And one in five companies will reduce the size of their fleets, a survey by the Institute of Directors and mid-tier firm HLB Kidsons has said. The rule changes are designed to lower CO2 emissions and fleet managers reckon the moves will transform the composition of their fleets.
Richard Baron, deputy head of the Policy Unit at the Institute of Directors said: ‘The survey has highlighted that the government’s policies seem to be working, especially among larger companies, with a swing away from company cars and changes in fleet compositions.
‘The government’s aim was to discourage the use of perk and unnecessarily large cars, but it should take note of the fact that 70% of company cars are considered to be necessary for business use, and not just perks,’ he added.
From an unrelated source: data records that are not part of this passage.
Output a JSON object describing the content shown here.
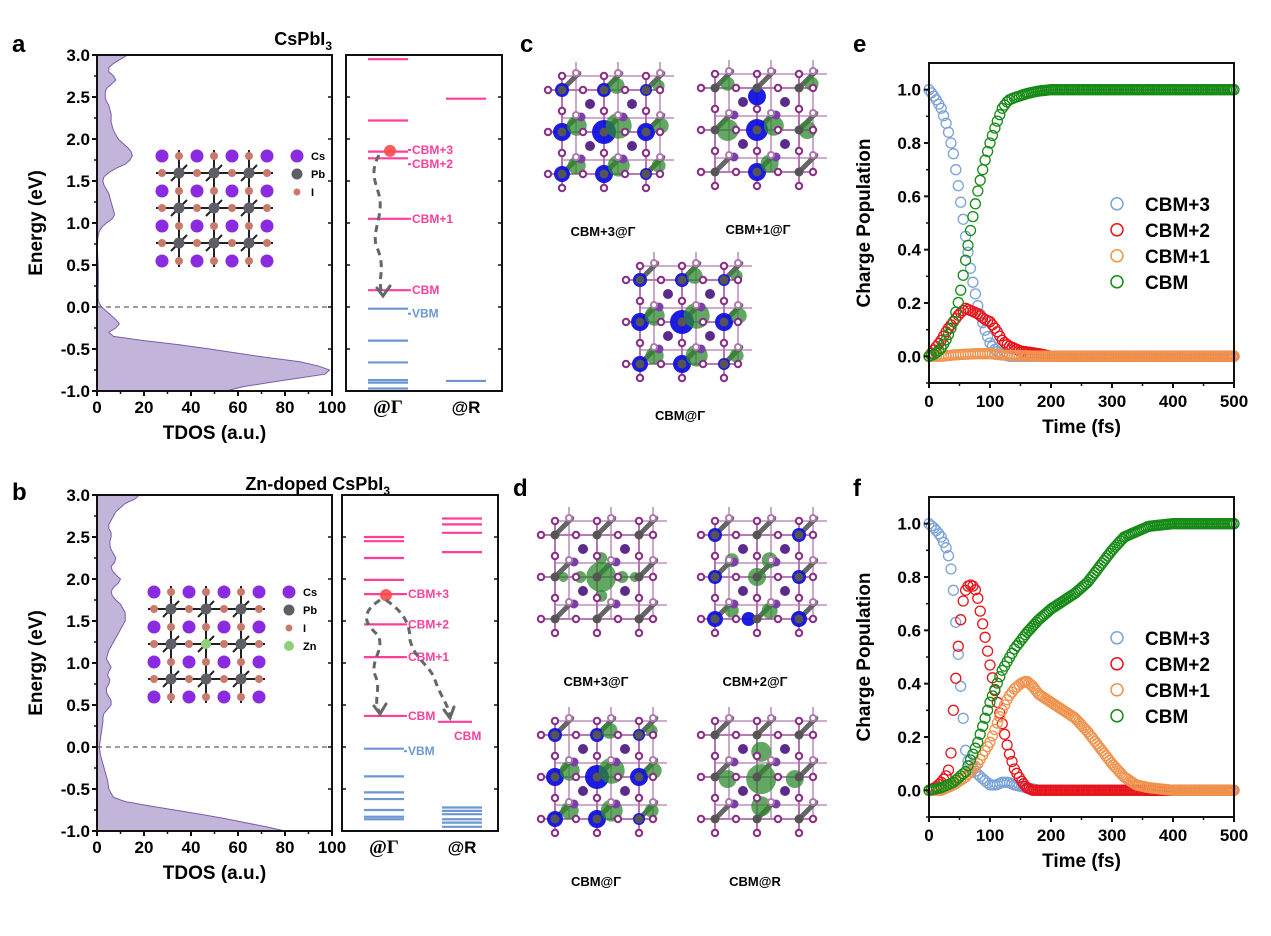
{
  "figure": {
    "panel_labels": [
      "a",
      "b",
      "c",
      "d",
      "e",
      "f"
    ]
  },
  "chart_data": [
    {
      "id": "a",
      "type": "area",
      "title": "CsPbI",
      "title_sub": "3",
      "xlabel": "TDOS (a.u.)",
      "ylabel": "Energy (eV)",
      "xlim": [
        0,
        100
      ],
      "ylim": [
        -1.0,
        3.0
      ],
      "xticks": [
        "0",
        "20",
        "40",
        "60",
        "80",
        "100"
      ],
      "yticks": [
        "3.0",
        "2.5",
        "2.0",
        "1.5",
        "1.0",
        "0.5",
        "0.0",
        "-0.5",
        "-1.0"
      ],
      "fermi_line": 0.0,
      "fill_color": "#c3b5d9",
      "line_color": "#7a5cae",
      "energy": [
        3.0,
        2.95,
        2.9,
        2.85,
        2.8,
        2.75,
        2.7,
        2.65,
        2.6,
        2.55,
        2.5,
        2.45,
        2.4,
        2.3,
        2.2,
        2.1,
        2.0,
        1.95,
        1.9,
        1.85,
        1.8,
        1.75,
        1.7,
        1.65,
        1.6,
        1.55,
        1.5,
        1.45,
        1.4,
        1.35,
        1.3,
        1.25,
        1.2,
        1.15,
        1.1,
        1.05,
        1.0,
        0.95,
        0.9,
        0.85,
        0.8,
        0.7,
        0.6,
        0.5,
        0.4,
        0.3,
        0.2,
        0.1,
        0.05,
        0.0,
        -0.05,
        -0.1,
        -0.15,
        -0.2,
        -0.25,
        -0.3,
        -0.35,
        -0.4,
        -0.45,
        -0.5,
        -0.55,
        -0.6,
        -0.65,
        -0.7,
        -0.75,
        -0.8,
        -0.85,
        -0.9,
        -0.95,
        -1.0
      ],
      "tdos": [
        13,
        10,
        7,
        5,
        5,
        7,
        8,
        6,
        4,
        3.5,
        3.5,
        4,
        5,
        6,
        6,
        7,
        9,
        11,
        13,
        14.5,
        15,
        14,
        12,
        8,
        5,
        3,
        2.5,
        3,
        4,
        5,
        5.5,
        6,
        6.5,
        7,
        7.5,
        6.5,
        4,
        2,
        1,
        0.5,
        0.3,
        0.2,
        0.3,
        0.5,
        0.6,
        0.6,
        0.5,
        0.5,
        0.8,
        2,
        4,
        6,
        8,
        9.5,
        8,
        5,
        7,
        20,
        35,
        48,
        60,
        72,
        86,
        94,
        99,
        97,
        85,
        73,
        62,
        55
      ]
    },
    {
      "id": "a-levels",
      "type": "levels",
      "ylim": [
        -1.0,
        3.0
      ],
      "k_points": [
        "@Γ",
        "@R"
      ],
      "cb_color": "#ff3e9a",
      "vb_color": "#6c97d3",
      "gamma_cb": [
        2.95,
        2.22,
        1.85,
        1.77,
        1.05,
        0.2
      ],
      "gamma_vb": [
        -0.02,
        -0.4,
        -0.66,
        -0.87,
        -0.9,
        -0.97
      ],
      "r_cb": [
        2.48
      ],
      "r_vb": [
        -0.88
      ],
      "labels": [
        {
          "text": "CBM+3",
          "e": 1.87
        },
        {
          "text": "CBM+2",
          "e": 1.7
        },
        {
          "text": "CBM+1",
          "e": 1.05
        },
        {
          "text": "CBM",
          "e": 0.2
        },
        {
          "text": "VBM",
          "e": -0.08,
          "kind": "vb"
        }
      ]
    },
    {
      "id": "b",
      "type": "area",
      "title": "Zn-doped CsPbI",
      "title_sub": "3",
      "xlabel": "TDOS (a.u.)",
      "ylabel": "Energy (eV)",
      "xlim": [
        0,
        100
      ],
      "ylim": [
        -1.0,
        3.0
      ],
      "xticks": [
        "0",
        "20",
        "40",
        "60",
        "80",
        "100"
      ],
      "yticks": [
        "3.0",
        "2.5",
        "2.0",
        "1.5",
        "1.0",
        "0.5",
        "0.0",
        "-0.5",
        "-1.0"
      ],
      "fermi_line": 0.0,
      "fill_color": "#c3b5d9",
      "line_color": "#7a5cae",
      "energy": [
        3.0,
        2.95,
        2.9,
        2.85,
        2.8,
        2.75,
        2.7,
        2.65,
        2.6,
        2.55,
        2.5,
        2.45,
        2.4,
        2.35,
        2.3,
        2.25,
        2.2,
        2.15,
        2.1,
        2.05,
        2.0,
        1.95,
        1.9,
        1.85,
        1.8,
        1.75,
        1.7,
        1.65,
        1.6,
        1.55,
        1.5,
        1.45,
        1.4,
        1.35,
        1.3,
        1.25,
        1.2,
        1.15,
        1.1,
        1.05,
        1.0,
        0.95,
        0.9,
        0.85,
        0.8,
        0.75,
        0.7,
        0.65,
        0.6,
        0.55,
        0.5,
        0.45,
        0.4,
        0.35,
        0.3,
        0.2,
        0.1,
        0.0,
        -0.1,
        -0.2,
        -0.3,
        -0.4,
        -0.5,
        -0.55,
        -0.6,
        -0.65,
        -0.7,
        -0.75,
        -0.8,
        -0.85,
        -0.9,
        -0.95,
        -1.0
      ],
      "tdos": [
        18,
        16,
        12,
        10,
        8,
        7,
        6,
        5,
        5,
        6,
        6,
        5.5,
        5.5,
        6,
        7,
        8,
        7.5,
        6,
        6.5,
        8,
        10,
        9,
        7,
        6,
        6.5,
        8,
        10,
        11,
        12,
        12,
        12,
        11,
        10,
        9,
        8,
        7,
        6,
        5,
        4.5,
        4,
        5,
        6,
        5,
        4.5,
        5.5,
        5,
        4,
        4,
        5,
        6,
        6,
        4.5,
        3,
        2.5,
        2.5,
        2,
        1.5,
        1,
        1.5,
        2.5,
        3.5,
        4.5,
        5,
        6,
        7,
        12,
        22,
        33,
        44,
        54,
        63,
        72,
        80
      ]
    },
    {
      "id": "b-levels",
      "type": "levels",
      "ylim": [
        -1.0,
        3.0
      ],
      "k_points": [
        "@Γ",
        "@R"
      ],
      "cb_color": "#ff3e9a",
      "vb_color": "#6c97d3",
      "gamma_cb": [
        2.5,
        2.45,
        2.25,
        1.99,
        1.82,
        1.46,
        1.07,
        0.37
      ],
      "gamma_vb": [
        -0.02,
        -0.35,
        -0.54,
        -0.62,
        -0.75,
        -0.83,
        -0.86
      ],
      "r_cb": [
        2.72,
        2.65,
        2.55,
        2.32
      ],
      "r_cb_label": "CBM",
      "r_cbm": 0.3,
      "r_vb": [
        -0.72,
        -0.76,
        -0.8,
        -0.86,
        -0.9,
        -0.95
      ],
      "labels": [
        {
          "text": "CBM+3",
          "e": 1.82
        },
        {
          "text": "CBM+2",
          "e": 1.46
        },
        {
          "text": "CBM+1",
          "e": 1.07
        },
        {
          "text": "CBM",
          "e": 0.37
        },
        {
          "text": "VBM",
          "e": -0.05,
          "kind": "vb"
        }
      ]
    },
    {
      "id": "e",
      "type": "scatter",
      "xlabel": "Time (fs)",
      "ylabel": "Charge Population",
      "xlim": [
        0,
        500
      ],
      "ylim": [
        -0.1,
        1.1
      ],
      "xticks": [
        "0",
        "100",
        "200",
        "300",
        "400",
        "500"
      ],
      "yticks": [
        "1.0",
        "0.8",
        "0.6",
        "0.4",
        "0.2",
        "0.0"
      ],
      "legend_position": "center-right",
      "series": [
        {
          "name": "CBM+3",
          "color": "#7aa3d9",
          "x": [
            0,
            10,
            20,
            30,
            40,
            50,
            60,
            70,
            80,
            90,
            100,
            110,
            120,
            130,
            150,
            200,
            300,
            400,
            500
          ],
          "y": [
            1.0,
            0.97,
            0.93,
            0.86,
            0.76,
            0.61,
            0.45,
            0.3,
            0.19,
            0.11,
            0.05,
            0.02,
            0.01,
            0.0,
            0.0,
            0.0,
            0.0,
            0.0,
            0.0
          ]
        },
        {
          "name": "CBM+2",
          "color": "#e8141a",
          "x": [
            0,
            10,
            20,
            30,
            40,
            50,
            60,
            70,
            80,
            90,
            100,
            110,
            120,
            130,
            150,
            180,
            200,
            300,
            500
          ],
          "y": [
            0.0,
            0.03,
            0.06,
            0.1,
            0.13,
            0.16,
            0.18,
            0.17,
            0.16,
            0.14,
            0.13,
            0.1,
            0.06,
            0.04,
            0.02,
            0.01,
            0.0,
            0.0,
            0.0
          ]
        },
        {
          "name": "CBM+1",
          "color": "#f0934e",
          "x": [
            0,
            20,
            40,
            60,
            80,
            100,
            120,
            150,
            200,
            300,
            500
          ],
          "y": [
            0.0,
            0.0,
            0.005,
            0.008,
            0.01,
            0.01,
            0.005,
            0.002,
            0.0,
            0.0,
            0.0
          ]
        },
        {
          "name": "CBM",
          "color": "#178a17",
          "x": [
            0,
            10,
            20,
            30,
            40,
            50,
            60,
            70,
            80,
            90,
            100,
            110,
            120,
            130,
            140,
            160,
            180,
            200,
            250,
            300,
            400,
            500
          ],
          "y": [
            0.0,
            0.01,
            0.03,
            0.07,
            0.13,
            0.22,
            0.36,
            0.5,
            0.62,
            0.72,
            0.8,
            0.87,
            0.93,
            0.96,
            0.97,
            0.985,
            0.995,
            1.0,
            1.0,
            1.0,
            1.0,
            1.0
          ]
        }
      ]
    },
    {
      "id": "f",
      "type": "scatter",
      "xlabel": "Time (fs)",
      "ylabel": "Charge Population",
      "xlim": [
        0,
        500
      ],
      "ylim": [
        -0.1,
        1.1
      ],
      "xticks": [
        "0",
        "100",
        "200",
        "300",
        "400",
        "500"
      ],
      "yticks": [
        "1.0",
        "0.8",
        "0.6",
        "0.4",
        "0.2",
        "0.0"
      ],
      "legend_position": "center-right",
      "series": [
        {
          "name": "CBM+3",
          "color": "#7aa3d9",
          "x": [
            0,
            10,
            20,
            30,
            35,
            40,
            45,
            50,
            55,
            60,
            65,
            70,
            80,
            90,
            100,
            110,
            120,
            130,
            140,
            160,
            180,
            200,
            300,
            400,
            500
          ],
          "y": [
            1.0,
            0.98,
            0.95,
            0.9,
            0.85,
            0.75,
            0.6,
            0.45,
            0.3,
            0.15,
            0.1,
            0.09,
            0.06,
            0.04,
            0.02,
            0.02,
            0.03,
            0.03,
            0.02,
            0.01,
            0.0,
            0.0,
            0.0,
            0.0,
            0.0
          ]
        },
        {
          "name": "CBM+2",
          "color": "#e8141a",
          "x": [
            0,
            10,
            20,
            30,
            35,
            40,
            45,
            50,
            55,
            60,
            65,
            70,
            75,
            80,
            90,
            100,
            110,
            120,
            130,
            140,
            150,
            160,
            170,
            200,
            300,
            500
          ],
          "y": [
            0.0,
            0.01,
            0.03,
            0.06,
            0.1,
            0.3,
            0.45,
            0.6,
            0.7,
            0.75,
            0.77,
            0.77,
            0.76,
            0.72,
            0.6,
            0.47,
            0.35,
            0.25,
            0.15,
            0.08,
            0.04,
            0.01,
            0.0,
            0.0,
            0.0,
            0.0
          ]
        },
        {
          "name": "CBM+1",
          "color": "#f0934e",
          "x": [
            0,
            20,
            40,
            60,
            80,
            100,
            110,
            120,
            130,
            140,
            150,
            160,
            170,
            180,
            200,
            220,
            240,
            260,
            280,
            300,
            320,
            340,
            360,
            400,
            500
          ],
          "y": [
            0.0,
            0.0,
            0.02,
            0.05,
            0.1,
            0.18,
            0.24,
            0.3,
            0.35,
            0.38,
            0.4,
            0.41,
            0.39,
            0.36,
            0.33,
            0.3,
            0.27,
            0.22,
            0.16,
            0.1,
            0.05,
            0.02,
            0.01,
            0.0,
            0.0
          ]
        },
        {
          "name": "CBM",
          "color": "#178a17",
          "x": [
            0,
            20,
            40,
            60,
            80,
            100,
            120,
            140,
            160,
            180,
            200,
            220,
            240,
            260,
            280,
            300,
            320,
            340,
            360,
            400,
            450,
            500
          ],
          "y": [
            0.0,
            0.01,
            0.03,
            0.07,
            0.18,
            0.33,
            0.45,
            0.53,
            0.59,
            0.64,
            0.68,
            0.71,
            0.74,
            0.78,
            0.84,
            0.9,
            0.95,
            0.97,
            0.99,
            1.0,
            1.0,
            1.0
          ]
        }
      ]
    }
  ],
  "structure_legend": {
    "cs": "Cs",
    "pb": "Pb",
    "i": "I",
    "zn": "Zn"
  },
  "orbital_captions": {
    "c": [
      "CBM+3@Γ",
      "CBM+1@Γ",
      "CBM@Γ"
    ],
    "d": [
      "CBM+3@Γ",
      "CBM+2@Γ",
      "CBM@Γ",
      "CBM@R"
    ]
  },
  "colors": {
    "cs_atom": "#8a2be2",
    "pb_atom": "#5e5e66",
    "i_atom": "#c87a6c",
    "zn_atom": "#8fd07a",
    "lattice_atom": "#8b2b87",
    "orbital_green": "#2e8a2e",
    "orbital_blue": "#1010e0"
  }
}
Last week accountancy recruitment agency Alexander Lloyd predicted that employees would choose to take a cash allowance rather than a company car with too many confusions surrounding the new laws.
From next April, company car tax will be based on a percentage of a car’s list price determined by the level of its carbon dioxide emissions.
The tax levy rises from 15% of the list price in 1% steps for every 5g/km of CO2 emitted up to a maximum of 35%. This means an average 18,000+ mileage car used for business purposes could attract a 24% tax rate compared with 15% at present. Diesel cars pay a further 3% due to the higher levels of pollutants in the fuel.